Todd Stitzer will leave his post as chief executive, Cadbury said. Chief Financial Officer Andrew Bonfield, who joined the company last year, and Chairman Roger Carr also said they were resigning.

The executives had opposed the takeover and criticized Kraft’s offer for weeks, saying the bid by the world’s second-largest food maker undervalued the company. They finally agreed to the takeover when Kraft raised its offer by 9% to $19.5 billion.

RETAILING

Stores warned on mislabeling

The Federal Trade Commission warned Wal-Mart Stores Inc., J.C. Penney Co. and 76 other retailers that they could face fines if they try to lure environmentally aware customers by selling rayon clothing labeled as bamboo.

“We need to make sure companies use proper labeling and advertising in their efforts to appeal to environmentally conscious consumers,” said David C. Vladeck, head of the FTC’s Bureau of Consumer Protection. “Rayon is rayon, even if bamboo has been used somewhere . . . in the manufacturing process.”

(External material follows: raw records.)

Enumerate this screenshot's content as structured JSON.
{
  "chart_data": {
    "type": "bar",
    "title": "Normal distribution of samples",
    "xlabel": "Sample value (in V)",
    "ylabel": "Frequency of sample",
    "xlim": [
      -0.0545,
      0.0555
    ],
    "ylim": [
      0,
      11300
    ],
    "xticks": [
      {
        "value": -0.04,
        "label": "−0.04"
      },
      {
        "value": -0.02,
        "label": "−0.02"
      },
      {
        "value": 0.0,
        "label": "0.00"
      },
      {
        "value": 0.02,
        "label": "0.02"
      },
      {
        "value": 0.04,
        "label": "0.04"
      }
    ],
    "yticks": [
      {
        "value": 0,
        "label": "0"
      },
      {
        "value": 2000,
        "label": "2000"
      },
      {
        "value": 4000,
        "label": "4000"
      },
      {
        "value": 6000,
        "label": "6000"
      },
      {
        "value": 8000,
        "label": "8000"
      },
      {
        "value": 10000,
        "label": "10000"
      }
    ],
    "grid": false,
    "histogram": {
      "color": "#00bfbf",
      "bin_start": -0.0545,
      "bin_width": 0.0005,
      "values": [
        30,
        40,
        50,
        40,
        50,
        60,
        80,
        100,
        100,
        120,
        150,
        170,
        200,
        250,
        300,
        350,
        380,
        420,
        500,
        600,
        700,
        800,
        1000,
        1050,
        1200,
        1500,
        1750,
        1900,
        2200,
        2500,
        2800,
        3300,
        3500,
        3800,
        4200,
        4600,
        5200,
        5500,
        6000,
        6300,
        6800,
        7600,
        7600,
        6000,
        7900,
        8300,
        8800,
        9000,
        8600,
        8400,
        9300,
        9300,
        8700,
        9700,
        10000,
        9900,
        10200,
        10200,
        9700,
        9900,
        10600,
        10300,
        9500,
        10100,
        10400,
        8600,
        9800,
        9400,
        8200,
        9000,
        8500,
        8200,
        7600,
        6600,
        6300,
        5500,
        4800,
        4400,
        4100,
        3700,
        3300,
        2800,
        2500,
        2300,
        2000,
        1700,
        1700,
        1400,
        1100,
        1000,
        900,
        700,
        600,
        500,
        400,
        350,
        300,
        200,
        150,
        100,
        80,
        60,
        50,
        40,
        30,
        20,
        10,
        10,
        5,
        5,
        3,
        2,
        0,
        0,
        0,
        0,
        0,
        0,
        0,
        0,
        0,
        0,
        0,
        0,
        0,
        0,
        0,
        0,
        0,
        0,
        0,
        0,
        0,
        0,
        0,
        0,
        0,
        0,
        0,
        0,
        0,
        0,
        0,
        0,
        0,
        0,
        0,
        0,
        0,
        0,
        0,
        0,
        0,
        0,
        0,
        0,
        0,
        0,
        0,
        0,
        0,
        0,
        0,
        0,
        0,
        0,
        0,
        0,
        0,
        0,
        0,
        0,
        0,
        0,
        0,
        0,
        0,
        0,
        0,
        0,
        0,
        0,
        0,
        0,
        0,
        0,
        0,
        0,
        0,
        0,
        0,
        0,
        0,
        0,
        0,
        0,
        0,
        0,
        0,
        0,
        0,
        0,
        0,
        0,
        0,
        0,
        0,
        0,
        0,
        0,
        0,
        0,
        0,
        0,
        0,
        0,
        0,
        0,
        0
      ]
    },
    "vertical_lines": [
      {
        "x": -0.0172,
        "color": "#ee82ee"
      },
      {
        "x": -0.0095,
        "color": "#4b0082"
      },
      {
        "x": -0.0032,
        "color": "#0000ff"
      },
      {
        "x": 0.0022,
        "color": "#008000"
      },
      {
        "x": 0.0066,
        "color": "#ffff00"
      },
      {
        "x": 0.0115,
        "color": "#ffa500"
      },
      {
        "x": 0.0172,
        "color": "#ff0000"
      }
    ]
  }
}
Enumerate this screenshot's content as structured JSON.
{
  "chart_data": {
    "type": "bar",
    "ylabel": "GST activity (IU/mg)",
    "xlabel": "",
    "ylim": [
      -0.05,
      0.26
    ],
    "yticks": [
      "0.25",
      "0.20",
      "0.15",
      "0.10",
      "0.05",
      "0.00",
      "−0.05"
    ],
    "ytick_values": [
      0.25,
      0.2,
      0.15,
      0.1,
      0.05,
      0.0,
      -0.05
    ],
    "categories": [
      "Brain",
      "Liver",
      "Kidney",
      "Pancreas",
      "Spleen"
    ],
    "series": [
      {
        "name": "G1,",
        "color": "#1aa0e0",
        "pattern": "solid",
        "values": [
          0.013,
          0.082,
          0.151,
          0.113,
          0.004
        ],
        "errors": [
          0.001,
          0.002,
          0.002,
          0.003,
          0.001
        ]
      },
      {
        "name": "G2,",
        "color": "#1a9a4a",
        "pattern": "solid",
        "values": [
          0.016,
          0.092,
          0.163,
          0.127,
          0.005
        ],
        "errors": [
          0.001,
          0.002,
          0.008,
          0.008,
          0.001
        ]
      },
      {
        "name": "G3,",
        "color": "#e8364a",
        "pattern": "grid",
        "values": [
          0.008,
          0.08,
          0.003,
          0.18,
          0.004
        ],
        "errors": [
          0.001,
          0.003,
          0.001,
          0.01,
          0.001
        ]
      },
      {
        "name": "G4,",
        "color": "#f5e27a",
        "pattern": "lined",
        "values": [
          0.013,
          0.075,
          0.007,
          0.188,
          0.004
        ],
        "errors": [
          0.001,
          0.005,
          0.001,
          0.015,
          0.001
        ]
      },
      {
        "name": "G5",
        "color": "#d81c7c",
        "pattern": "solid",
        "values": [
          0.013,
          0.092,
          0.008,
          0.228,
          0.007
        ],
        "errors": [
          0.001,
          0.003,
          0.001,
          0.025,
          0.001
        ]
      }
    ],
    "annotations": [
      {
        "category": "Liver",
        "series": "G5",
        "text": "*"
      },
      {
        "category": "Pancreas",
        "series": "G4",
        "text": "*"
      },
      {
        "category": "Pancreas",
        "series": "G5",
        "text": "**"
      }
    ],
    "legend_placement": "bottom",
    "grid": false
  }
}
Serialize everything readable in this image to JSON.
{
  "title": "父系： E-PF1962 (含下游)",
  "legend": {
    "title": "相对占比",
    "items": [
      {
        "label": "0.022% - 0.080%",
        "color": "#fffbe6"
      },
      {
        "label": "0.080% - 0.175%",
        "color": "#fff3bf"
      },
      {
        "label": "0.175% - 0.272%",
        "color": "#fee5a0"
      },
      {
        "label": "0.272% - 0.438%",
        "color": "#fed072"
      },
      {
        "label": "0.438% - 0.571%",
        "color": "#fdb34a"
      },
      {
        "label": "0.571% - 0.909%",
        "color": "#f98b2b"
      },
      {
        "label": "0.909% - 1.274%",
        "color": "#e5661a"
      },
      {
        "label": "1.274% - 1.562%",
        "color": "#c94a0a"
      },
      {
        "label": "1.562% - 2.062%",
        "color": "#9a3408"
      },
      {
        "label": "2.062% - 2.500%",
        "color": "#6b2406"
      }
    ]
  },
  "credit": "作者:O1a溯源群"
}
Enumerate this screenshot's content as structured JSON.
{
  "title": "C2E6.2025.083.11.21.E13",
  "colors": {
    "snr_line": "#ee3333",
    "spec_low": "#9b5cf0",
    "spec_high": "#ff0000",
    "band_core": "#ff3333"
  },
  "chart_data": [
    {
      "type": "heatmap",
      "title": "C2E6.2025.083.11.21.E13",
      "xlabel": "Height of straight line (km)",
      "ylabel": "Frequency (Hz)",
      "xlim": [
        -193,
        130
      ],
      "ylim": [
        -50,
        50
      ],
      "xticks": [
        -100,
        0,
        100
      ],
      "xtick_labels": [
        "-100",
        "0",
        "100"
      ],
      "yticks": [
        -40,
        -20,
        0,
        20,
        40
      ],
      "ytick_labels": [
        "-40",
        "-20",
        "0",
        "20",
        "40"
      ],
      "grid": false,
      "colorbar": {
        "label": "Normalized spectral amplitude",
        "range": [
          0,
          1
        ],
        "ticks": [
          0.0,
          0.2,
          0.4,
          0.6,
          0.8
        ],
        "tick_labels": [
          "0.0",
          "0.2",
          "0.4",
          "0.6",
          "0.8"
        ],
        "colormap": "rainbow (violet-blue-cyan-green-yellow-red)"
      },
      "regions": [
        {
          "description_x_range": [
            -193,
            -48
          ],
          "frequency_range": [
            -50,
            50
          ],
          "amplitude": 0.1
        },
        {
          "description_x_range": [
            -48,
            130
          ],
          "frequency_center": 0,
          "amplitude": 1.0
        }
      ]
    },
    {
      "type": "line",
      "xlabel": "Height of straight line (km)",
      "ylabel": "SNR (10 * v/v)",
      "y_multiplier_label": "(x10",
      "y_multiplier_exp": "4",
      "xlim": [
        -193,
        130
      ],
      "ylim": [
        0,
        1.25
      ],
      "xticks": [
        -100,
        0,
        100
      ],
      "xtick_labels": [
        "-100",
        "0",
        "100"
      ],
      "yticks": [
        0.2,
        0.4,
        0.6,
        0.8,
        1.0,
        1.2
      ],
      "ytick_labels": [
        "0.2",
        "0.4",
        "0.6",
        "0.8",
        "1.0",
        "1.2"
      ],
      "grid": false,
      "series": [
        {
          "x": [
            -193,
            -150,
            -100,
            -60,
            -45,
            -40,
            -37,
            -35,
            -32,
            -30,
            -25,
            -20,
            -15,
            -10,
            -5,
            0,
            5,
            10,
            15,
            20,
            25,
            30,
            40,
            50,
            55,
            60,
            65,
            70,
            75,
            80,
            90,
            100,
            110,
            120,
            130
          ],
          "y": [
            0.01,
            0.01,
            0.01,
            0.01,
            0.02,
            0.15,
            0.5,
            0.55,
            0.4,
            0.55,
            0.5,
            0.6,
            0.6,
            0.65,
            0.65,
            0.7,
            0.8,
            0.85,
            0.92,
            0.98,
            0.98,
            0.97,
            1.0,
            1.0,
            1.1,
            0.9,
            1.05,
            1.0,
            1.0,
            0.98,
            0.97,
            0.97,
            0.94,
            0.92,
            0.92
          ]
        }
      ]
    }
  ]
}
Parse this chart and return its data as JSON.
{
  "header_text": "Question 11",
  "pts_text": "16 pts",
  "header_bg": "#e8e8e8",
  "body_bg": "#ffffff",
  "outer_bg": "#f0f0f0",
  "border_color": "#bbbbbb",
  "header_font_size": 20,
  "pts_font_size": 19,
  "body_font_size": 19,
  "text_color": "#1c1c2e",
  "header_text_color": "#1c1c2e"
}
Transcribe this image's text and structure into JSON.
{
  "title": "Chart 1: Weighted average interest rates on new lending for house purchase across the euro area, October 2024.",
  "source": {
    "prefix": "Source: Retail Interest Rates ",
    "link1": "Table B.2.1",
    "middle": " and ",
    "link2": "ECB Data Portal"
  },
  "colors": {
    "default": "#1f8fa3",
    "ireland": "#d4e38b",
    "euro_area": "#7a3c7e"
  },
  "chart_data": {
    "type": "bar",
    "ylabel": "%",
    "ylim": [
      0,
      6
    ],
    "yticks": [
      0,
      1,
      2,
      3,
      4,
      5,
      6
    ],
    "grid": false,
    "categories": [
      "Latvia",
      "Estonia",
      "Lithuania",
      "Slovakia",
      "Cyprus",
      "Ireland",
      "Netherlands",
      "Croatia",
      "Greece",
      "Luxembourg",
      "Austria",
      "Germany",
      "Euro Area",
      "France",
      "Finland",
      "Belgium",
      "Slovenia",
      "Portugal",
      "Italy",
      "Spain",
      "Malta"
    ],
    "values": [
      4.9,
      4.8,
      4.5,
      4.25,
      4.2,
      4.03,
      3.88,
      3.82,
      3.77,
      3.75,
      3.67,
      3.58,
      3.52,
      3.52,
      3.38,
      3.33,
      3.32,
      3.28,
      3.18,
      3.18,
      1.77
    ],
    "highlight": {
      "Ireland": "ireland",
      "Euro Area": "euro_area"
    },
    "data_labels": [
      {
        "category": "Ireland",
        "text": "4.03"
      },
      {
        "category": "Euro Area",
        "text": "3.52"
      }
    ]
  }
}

Besides Wal-Mart and J.C. Penney, the companies that received the warning include Sears Holdings Corp., Saks Inc., Bed Bath & Beyond Inc., Costco Wholesale Corp., Zappos.com Inc., Target Corp., Kohl’s Corp. and Toys R Us Inc.

Wal-Mart cuts corporate jobs

Wal-Mart Stores Inc. said a cut of 300 workers at its Bentonville, Ark., headquarters completes a yearlong series of changes to its corporate structure that included laying off thousands of workers.

Wal-Mart Chief Executive Mike Duke told employees of the latest cut in a memo and said the last major change was done.

The 300 workers include people in corporate affairs, finance, human resources, information systems and legal departments, Wal-Mart spokesman Dave Tovar said.

AGRICULTURE

Organic sales top $3 billion

Sales of organic farm products to companies including Hain Celestial Group Inc. and Dean Foods Co. totaled $3.16 billion in 2008, according to the Department of Agriculture.

About 14,540 farms or ranches were producing organic goods on 4.1 million acres, the USDA said in its first survey of organic operations.

Overall, there were about 2.2 million farms or ranches in the U.S. in 2007, with about 922 million acres and total product value of $297.2 billion, according to a USDA census for that year.

The survey covers production and marketing practices as well as income and expenses both for current organic farms and operations switching to that type of agriculture.

TAXES

Sex-change costs ruled deductible

Costs incurred in sex-change operations and procedures are tax-deductible, the U.S. Tax Court in Washington ruled.

The court decided hormone therapies and sex reassignment surgeries were necessary to treat gender identity disorder in the case of a Boston-area man who became a woman named Rhiannon O’Donnabhain.

“The court is persuaded that petitioner’s sex reassignment surgery was medically necessary,” Judge Joseph Gale wrote in a 69-page decision for the majority.

The decision is the first to rule that sex-change operations qualify as medical care and overturns a 2005 Internal Revenue Service policy that denies medical expense deductions in such operations on the grounds that they are cosmetic.